«La maison ensorcelée»
Chapitre VII où l'on découvre un domaine hanté
De la traversée du théâtre de verdure au sphinx songeur, entre le frôlement des esprits voltigeant dans les replis d'un jardin parfumé et la rêveuse galerie des Antiques, notre déambulation fervente à la Villa San Michele avait renversé le sablier du temps.
C'est une loi non écrite de l'île : l'étrange fascination exercée par la villa San Michele sème une agréable confusion même chez les esprits qui se prétendent forts ! tout à Capri est une question d'atmosphère, au fil de lieux étranges, captivants qui vous bouleversent au bord des gouffres, à l'entrée des grottes ou au hasard d'une venelle silencieuse... Or, cela nous l'ignorions encore.
Revenu sur la voie Capodimonte, l'Homme-Mari s'inquiète de ses lunettes, moi de nos charmants amis de la veille.
Hélas, père et fille sont hors de portée, encerclés par un aréopage de voyageuses anglo-saxonnes farouchement déterminées à essayer une dizaine de bijoux avant de se hâter vers le bateau de fin d'après-midi. Nous agitons nos mains au-dessus de la petite foule, récoltons les sourires les plus francs, les saluts les plus aimables.et, prise de remords, je promets de revenir au plus vite.
Dix minutes plus tard, nous voici dans la boutique de notre opticien -homme de Lettres.
C'est une boîte de majolique bleue et blanche, un coffret précieux et non une boutique.
Une cascade étincelante de lunettes de soleil aux montures gracieuses chantent les mythes de l'île. Je lis tour à tour, amusée et émue : « Solaro, Faro, Migliara, Damecutta, Azurra et Fenicia ». Ces lunettes aident- elles à se protéger de la lumière extravagante ou enlèvent- elles, d'un coup de baguette magique, les voyageurs épris de poésie sur les chemins de Capri ?
Sommes-nous chez un opticien ou un enchanteur ?
Un jeune homme très brun, au type plus Grec qu'Italien, nous rejoint alors, les indispensables lunettes de l'Homme-Mari au creux de ses paumes, il les dépose sur un plateau à l'instar d'une trouvaille archéologique dénichée au fond de la Grotte d'Azur ! Nous nous répandons en remerciements, et l'Homme-Mari fait mine de chercher son porte- feuille.
Le jeune Grec de Capri dérobe aussitôt son précieux plateau :
»Surtout pas d'argent ! Vous me vexeriez ! tenez, les voilà" dit-il d'un ton presque intimidé (sommes- nous si impressionnants ?).

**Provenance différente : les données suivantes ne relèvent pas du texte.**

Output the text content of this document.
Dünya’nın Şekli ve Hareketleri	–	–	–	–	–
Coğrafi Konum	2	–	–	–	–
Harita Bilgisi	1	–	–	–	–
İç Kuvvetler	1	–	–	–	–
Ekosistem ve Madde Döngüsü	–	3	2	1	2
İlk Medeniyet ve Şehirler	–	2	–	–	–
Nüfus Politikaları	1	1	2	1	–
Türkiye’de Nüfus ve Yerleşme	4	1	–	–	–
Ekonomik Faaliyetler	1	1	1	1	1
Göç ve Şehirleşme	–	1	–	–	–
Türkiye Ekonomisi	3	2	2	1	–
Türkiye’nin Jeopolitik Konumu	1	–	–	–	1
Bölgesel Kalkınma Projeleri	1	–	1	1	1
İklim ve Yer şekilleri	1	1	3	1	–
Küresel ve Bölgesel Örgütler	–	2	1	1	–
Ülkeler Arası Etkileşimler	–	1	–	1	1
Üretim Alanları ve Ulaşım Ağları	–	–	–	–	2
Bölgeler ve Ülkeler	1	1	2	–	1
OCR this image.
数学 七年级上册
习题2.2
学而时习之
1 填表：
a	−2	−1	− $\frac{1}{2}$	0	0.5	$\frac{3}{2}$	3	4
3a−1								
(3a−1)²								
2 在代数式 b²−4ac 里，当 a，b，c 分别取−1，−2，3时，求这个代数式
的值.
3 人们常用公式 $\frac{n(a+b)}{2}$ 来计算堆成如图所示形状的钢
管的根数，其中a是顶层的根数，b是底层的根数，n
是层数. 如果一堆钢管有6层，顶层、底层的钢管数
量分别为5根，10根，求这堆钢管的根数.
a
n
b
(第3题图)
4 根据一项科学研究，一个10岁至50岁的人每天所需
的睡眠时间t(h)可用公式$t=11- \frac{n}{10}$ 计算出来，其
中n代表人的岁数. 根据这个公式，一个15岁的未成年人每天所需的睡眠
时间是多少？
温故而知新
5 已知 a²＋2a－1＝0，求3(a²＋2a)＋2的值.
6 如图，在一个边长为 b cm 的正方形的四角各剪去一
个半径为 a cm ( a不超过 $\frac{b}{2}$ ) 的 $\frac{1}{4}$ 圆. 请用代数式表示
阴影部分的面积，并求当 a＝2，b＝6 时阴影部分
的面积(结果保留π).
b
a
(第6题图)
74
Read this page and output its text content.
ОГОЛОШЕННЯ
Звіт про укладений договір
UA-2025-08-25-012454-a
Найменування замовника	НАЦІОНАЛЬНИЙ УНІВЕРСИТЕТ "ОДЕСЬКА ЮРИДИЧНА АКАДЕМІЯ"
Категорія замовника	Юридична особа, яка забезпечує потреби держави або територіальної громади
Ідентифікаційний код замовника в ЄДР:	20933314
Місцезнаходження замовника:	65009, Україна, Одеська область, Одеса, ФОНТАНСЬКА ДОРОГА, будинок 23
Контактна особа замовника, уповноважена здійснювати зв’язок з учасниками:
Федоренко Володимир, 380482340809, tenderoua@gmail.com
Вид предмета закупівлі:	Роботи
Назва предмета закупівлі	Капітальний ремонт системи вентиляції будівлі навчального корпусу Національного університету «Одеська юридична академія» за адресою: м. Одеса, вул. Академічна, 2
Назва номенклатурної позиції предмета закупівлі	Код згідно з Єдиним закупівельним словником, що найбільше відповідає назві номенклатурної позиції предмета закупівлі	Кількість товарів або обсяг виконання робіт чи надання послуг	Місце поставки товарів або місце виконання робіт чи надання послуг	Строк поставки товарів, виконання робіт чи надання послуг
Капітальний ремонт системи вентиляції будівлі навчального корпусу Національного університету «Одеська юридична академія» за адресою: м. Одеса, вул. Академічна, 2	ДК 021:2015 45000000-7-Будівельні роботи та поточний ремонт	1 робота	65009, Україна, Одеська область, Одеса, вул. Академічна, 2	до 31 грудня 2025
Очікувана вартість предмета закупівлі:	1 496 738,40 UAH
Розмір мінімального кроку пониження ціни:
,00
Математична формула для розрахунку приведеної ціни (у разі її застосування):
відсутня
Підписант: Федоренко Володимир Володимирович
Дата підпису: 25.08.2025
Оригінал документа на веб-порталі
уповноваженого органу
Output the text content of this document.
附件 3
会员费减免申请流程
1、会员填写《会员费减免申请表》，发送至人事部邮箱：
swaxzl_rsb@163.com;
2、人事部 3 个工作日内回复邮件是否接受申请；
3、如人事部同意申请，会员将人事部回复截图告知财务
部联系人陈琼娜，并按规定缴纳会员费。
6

Puis de poursuivre, dans son italien rapide : « Aimez- vous Anacapri ? Tout le monde ne monte pas jusqu'à nous, ou alors seulement à la Villa San Michele ; j'en suis content, mais cela ne suffit pas ; Anacapri représente le Capri qu'aimèrent les peintres, les écrivains, les gens sensibles à la beauté silencieuse de nos falaises, c'est le second visage de l'île, le plus discret mais le plus attachant, nous formons une famille voyez- vous...
Oui, vous regardez mon livre, je le vends pour ce que vous voulez, au profit de l'Union Italienne des aveugles, et j'ai réussi à obtenir une version en braille. Et, vous n'allez pas me croire, je vais même recevoir un prix à Rome ! Moi, un opticien d'Anacapri !
Ma femme et ma fille seront si fières, oui, c'est ma petite sur la photo, elle aura bientôt deux ans. Excusez- moi ? Oui, je vous comprends très bien, enfin, j'essaie, votre accent est si français ! mais vous connaissez beaucoup de mots, ah ! ma fille a un beau regard, dites- vous, que vous êtes aimable ! le mien vous croyez ? Vous le croyez vraiment ? Je suis si content de parler avec des Français, toute la terre vient sur l'île, et qui pense à nous parler?
Personne ! nous faisons partie d'un décor artificiel, pourtant, Capri c'est tellement autre chose que les cafés de la Piazzetta et les plages coûteuses à la mode !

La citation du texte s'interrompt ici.